My father, a jazz musician, played and recorded with the Count Basie Orchestra, Duke Ellington and Miles Davis. Dad played trumpet on a number of gigs with leading English orchestras when he was seven years old. 

He appeared a dozen times for Tottenham Hotspur, the North London soccer team I support. Following in his football-steps, I also played 12 games for Spurs. My best-known book is entitled “Deception.” 

Those facts are all widely available, thanks to AI. Each was reported by a reputable search engine in mid-February. 

All those ‘facts’ are preposterous lies. My dad played the clarinet and sax, but never the trumpet, and certainly didn’t grace a stage at the age of seven. He wasn’t given his first instrument until he was 11. 

Neither he nor I ever played for Spurs or anyone else, except in my imagination. I’ve never written a book called “Deception,” although AI could, by writing about what it knows. 

Were the developers of AI all formerly bad journalists, finding out what they could, and making up the rest, to give the story zing? A reader of an earlier column, on the subject of AI programs blackmailing their creators, wrote “It’s as if the AI were being programmed by lying scuzzballs.” 

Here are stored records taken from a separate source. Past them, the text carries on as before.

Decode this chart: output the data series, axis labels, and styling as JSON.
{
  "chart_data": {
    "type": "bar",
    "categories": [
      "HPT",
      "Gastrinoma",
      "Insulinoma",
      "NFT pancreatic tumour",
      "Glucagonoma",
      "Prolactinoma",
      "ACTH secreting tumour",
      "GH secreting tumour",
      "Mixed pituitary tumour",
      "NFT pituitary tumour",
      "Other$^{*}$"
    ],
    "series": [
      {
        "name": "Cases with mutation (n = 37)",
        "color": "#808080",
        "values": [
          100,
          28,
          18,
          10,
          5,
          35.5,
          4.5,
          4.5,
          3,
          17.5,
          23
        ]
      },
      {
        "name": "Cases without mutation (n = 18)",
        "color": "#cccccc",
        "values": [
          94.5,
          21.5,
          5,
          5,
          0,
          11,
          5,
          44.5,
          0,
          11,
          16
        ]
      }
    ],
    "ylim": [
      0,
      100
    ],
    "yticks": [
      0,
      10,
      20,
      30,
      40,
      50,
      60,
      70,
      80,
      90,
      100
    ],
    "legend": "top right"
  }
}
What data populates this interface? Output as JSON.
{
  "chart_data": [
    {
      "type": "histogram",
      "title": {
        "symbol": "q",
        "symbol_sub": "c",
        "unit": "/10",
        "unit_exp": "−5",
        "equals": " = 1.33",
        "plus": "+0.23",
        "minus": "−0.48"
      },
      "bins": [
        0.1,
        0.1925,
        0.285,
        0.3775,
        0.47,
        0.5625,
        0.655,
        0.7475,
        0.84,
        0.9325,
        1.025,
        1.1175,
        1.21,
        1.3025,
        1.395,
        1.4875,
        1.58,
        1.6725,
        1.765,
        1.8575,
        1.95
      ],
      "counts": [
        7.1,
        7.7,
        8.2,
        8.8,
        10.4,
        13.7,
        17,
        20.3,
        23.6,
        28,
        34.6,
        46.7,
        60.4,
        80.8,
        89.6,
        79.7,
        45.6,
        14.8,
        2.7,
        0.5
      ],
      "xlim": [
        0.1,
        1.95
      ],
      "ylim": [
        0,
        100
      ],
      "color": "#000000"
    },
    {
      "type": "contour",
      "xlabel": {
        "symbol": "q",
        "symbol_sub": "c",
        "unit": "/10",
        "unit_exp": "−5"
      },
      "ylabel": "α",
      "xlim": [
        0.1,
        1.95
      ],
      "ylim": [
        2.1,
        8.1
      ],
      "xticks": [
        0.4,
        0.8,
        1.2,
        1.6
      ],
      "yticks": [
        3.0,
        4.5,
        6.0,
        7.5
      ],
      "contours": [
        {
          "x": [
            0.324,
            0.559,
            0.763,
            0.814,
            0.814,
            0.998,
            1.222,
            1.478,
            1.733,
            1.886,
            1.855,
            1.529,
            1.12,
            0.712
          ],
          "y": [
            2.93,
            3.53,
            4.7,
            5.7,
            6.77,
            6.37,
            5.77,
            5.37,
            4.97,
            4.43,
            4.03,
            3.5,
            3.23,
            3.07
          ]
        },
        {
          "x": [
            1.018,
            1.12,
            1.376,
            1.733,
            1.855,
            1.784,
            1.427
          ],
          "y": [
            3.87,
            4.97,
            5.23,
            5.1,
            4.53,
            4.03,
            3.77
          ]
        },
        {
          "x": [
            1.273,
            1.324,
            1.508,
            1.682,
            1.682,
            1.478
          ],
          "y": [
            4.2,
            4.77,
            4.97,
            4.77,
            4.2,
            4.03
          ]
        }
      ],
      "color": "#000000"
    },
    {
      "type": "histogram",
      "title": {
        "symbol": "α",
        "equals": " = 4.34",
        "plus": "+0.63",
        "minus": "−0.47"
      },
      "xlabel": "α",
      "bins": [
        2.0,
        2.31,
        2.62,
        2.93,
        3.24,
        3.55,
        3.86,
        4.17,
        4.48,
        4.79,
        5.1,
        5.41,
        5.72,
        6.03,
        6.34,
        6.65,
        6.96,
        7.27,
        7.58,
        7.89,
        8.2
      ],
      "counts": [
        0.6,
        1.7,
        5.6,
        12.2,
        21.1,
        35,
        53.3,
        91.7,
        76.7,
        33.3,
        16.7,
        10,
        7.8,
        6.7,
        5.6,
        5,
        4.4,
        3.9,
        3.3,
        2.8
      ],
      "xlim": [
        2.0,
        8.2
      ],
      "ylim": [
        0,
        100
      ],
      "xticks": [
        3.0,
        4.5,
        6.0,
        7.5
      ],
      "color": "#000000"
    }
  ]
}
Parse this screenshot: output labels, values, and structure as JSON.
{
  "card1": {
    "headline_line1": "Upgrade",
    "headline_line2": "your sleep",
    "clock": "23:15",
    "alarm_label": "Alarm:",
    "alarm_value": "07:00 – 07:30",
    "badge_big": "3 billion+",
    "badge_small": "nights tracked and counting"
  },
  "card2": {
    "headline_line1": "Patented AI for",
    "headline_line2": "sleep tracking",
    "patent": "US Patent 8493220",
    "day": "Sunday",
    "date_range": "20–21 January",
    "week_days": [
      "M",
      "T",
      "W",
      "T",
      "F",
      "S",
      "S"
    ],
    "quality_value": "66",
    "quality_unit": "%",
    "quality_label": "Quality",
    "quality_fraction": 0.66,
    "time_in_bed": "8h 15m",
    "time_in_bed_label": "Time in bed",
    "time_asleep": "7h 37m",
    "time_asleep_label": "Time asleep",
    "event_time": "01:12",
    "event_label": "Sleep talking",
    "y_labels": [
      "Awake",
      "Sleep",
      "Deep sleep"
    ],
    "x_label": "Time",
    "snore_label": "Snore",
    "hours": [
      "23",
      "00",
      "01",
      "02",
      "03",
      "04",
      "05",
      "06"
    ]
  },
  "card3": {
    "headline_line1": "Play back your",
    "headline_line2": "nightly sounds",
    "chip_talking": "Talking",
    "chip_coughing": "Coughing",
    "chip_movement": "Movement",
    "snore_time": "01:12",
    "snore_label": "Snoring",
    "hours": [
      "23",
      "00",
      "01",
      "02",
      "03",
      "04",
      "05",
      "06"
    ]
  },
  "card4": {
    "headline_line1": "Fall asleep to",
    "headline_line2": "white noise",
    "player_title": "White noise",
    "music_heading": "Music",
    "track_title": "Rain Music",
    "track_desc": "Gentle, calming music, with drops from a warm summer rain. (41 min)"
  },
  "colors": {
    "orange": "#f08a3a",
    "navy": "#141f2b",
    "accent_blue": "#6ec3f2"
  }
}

Moving on, one has to ask why so many companies would issue products that are exactly worse than useless. 

FOMO, presumably. Plus, a cynic might suggest, the idea that people will believe anything, which may not be far wrong. 

No doubt AI, when closer to being perfected, will prove beneficial to some, but until then, in public service it is a liability.  

Why did the programmers of AI instruct their programs to lie? My dad playing with Basie was not a “hallucination” or “electric dream,” as the current jargon has it. It’s a lie and an admission of willful incompetence.  

What do you do when asked a question you can’t answer? You don’t waffle and pretend to know. You say, “I don’t know.”  

Pretending opens you up to subsequent questions you can’t answer and to being revealed as a liar. Saying, “I don’t know,” far from making you look foolish, speaks to your honesty and openness to learning. At the very least, it gets you off the hook. 

Management consultants McKinsey have reported: “… insurers are using AI in all core areas, including sales productivity and hyper-personalization; automation and improved accuracy of underwriting; augmented claims management; customer service operations with voice agents; and transformation of back-office functions such as finance, actuarial, and IT.” 

If your company AI isn’t immeasurably better, and more thoroughly tested, than publicly available AI applications, it might be best to throw all the office computers out of the window … and perhaps the CTO with them.  

AI available to the public is not fit for purpose; it is a shoddy attempt to dress up a lack of facility with the sheen of modern technology. 

During the week that my dad became a trumpeter, newspaper headlines spoke of us sleep-walking, in a crescendo of horror, into AI Danger, AI Crisis, AI Labor Collapse, and finally AI Dependency.